The government and most of the media seem obsessed with singling out a few bad apples or extreme examples in order to smear the entire social security system.

To confuse matters the government has purposely included mistakes in payments in the "fraud" figure, falsely inflating it to £5 billion.

Little wonder that in surveys the public often wildly overestimates the level of actual benefits fraud, which is around £1bn out of a total £174bn Work and Pensions budget.

A sizeable figure, but small fry compared to the far more pressing issue of tax-dodging.

Civil Service union PCS has for years been highlighting the impact of both benefit office and Inland Revenue staff cuts on the ability of these wings of government to keep on top of things.

And the stakes are huge - PCS estimates that around £70bn is snatched from our pockets by super-greedy business types who are part of the real entitlement culture in this country.

That's on top of the billions in housing benefit poured into the pockets of banks and private landlords instead of being channelled into new low-rent housing to meet demand.

Where's the macho posturing on these issues? Nowhere to be seen.

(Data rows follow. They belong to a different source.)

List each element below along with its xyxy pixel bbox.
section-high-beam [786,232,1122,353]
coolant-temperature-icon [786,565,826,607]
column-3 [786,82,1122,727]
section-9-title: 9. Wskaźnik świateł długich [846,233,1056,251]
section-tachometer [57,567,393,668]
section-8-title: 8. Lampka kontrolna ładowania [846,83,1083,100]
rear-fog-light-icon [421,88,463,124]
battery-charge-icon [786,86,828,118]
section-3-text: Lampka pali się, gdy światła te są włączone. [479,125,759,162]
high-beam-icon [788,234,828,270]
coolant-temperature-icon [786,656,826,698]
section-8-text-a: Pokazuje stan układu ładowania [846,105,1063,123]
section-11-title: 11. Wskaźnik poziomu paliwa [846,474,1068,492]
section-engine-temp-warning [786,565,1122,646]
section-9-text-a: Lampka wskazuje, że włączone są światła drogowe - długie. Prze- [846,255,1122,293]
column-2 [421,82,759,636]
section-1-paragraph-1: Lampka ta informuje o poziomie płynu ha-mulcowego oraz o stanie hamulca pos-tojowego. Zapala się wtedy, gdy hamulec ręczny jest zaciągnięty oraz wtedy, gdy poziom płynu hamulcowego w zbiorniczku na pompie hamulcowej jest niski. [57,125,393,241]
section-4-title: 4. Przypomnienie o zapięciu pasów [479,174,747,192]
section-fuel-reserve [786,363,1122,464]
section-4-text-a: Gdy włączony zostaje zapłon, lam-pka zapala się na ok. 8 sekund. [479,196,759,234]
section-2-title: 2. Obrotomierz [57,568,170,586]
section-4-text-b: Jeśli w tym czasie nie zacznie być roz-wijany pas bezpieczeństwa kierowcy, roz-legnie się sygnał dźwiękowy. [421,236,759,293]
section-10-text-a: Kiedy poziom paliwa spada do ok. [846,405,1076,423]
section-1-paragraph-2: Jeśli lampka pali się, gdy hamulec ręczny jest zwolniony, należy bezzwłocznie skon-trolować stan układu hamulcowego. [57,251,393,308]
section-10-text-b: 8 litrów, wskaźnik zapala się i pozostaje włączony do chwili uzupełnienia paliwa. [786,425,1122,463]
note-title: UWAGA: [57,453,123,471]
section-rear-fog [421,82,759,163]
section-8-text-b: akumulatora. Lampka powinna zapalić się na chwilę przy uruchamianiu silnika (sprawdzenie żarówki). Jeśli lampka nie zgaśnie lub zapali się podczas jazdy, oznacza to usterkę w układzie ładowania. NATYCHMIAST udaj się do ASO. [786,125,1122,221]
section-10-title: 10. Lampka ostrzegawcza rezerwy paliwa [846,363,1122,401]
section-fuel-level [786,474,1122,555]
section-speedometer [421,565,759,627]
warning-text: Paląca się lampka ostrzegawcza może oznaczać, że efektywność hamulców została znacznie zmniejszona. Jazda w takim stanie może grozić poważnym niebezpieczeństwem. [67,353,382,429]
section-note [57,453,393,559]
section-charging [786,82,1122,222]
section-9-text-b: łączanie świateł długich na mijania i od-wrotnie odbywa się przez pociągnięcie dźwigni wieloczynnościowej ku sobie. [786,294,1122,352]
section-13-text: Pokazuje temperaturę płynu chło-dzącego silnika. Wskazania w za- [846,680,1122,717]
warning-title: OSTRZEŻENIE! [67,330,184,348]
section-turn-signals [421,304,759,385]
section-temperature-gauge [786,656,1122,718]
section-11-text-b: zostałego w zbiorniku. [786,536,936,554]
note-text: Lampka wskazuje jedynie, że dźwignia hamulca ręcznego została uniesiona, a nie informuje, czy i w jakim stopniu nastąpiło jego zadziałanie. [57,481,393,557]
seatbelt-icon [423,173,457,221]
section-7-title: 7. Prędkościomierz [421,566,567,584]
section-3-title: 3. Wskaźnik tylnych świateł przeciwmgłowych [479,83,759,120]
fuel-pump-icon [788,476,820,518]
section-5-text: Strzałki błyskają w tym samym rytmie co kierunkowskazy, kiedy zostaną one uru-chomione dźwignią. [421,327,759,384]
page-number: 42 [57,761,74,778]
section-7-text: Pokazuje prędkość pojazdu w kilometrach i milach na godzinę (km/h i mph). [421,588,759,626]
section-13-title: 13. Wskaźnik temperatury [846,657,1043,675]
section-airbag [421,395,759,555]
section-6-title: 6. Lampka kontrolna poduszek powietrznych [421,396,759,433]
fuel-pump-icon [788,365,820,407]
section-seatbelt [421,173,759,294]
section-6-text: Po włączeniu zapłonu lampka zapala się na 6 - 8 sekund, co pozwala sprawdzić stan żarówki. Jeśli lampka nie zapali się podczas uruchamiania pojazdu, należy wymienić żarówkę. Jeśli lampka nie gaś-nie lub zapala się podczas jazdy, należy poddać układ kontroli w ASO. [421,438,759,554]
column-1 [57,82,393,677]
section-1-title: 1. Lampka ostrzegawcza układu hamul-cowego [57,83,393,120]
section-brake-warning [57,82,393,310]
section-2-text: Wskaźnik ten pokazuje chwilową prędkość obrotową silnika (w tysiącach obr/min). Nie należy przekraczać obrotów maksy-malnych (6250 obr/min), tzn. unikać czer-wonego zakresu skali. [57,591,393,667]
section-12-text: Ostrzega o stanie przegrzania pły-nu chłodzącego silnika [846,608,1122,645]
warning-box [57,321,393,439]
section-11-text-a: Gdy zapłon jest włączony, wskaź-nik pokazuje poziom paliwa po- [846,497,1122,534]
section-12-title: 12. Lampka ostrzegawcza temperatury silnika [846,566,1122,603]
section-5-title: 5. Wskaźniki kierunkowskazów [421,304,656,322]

And in a week when the Tories have faced growing pressure - even from the United Nations - over their cruel and deadly bedroom tax, and mounting criticism over the universal credits calamity that's about to descend on millions of people and plunge them deeper into chaos, be on the lookout out for the unwelcome return of the "scroungers" message.

But if the most recent "attitudes" survey is anything to go by the right is losing the battle.

Last week the annual British Social Attitudes Report showed a 10-point fall between 2011-12 in the number of people expressing a negative view on benefits.

The fact is that in austerity Britain more and more people know someone forced to rely on social security.

Thanks to the work of campaign groups such as UK Uncut they're also increasingly aware of the massive issue of tax-dodging by corporates.

It's time for the phoney war on welfare to end and the battle on big business crooks to begin in earnest.

 

Cut-cost rail

 

First "Crapital" Connect, as it's less than affectionately known by its long-suffering passengers, was rightly fined for trapping a bunch of them for more than three hours in a north London tunnel.

But the failing doesn't just represent another shoddy episode in the loony right's experiment with rail privatisation.

It also highlights the impact of cuts to staff and resources that mean there was no locomotive on hand to move the train when it failed.

And there was no guard on hand to look after the passengers - prompting some to walk down the tracks unsupervised.

Yet more evidence that when it comes to the crunch, capitalist "efficiency" really means potentially deadly cost-cutting.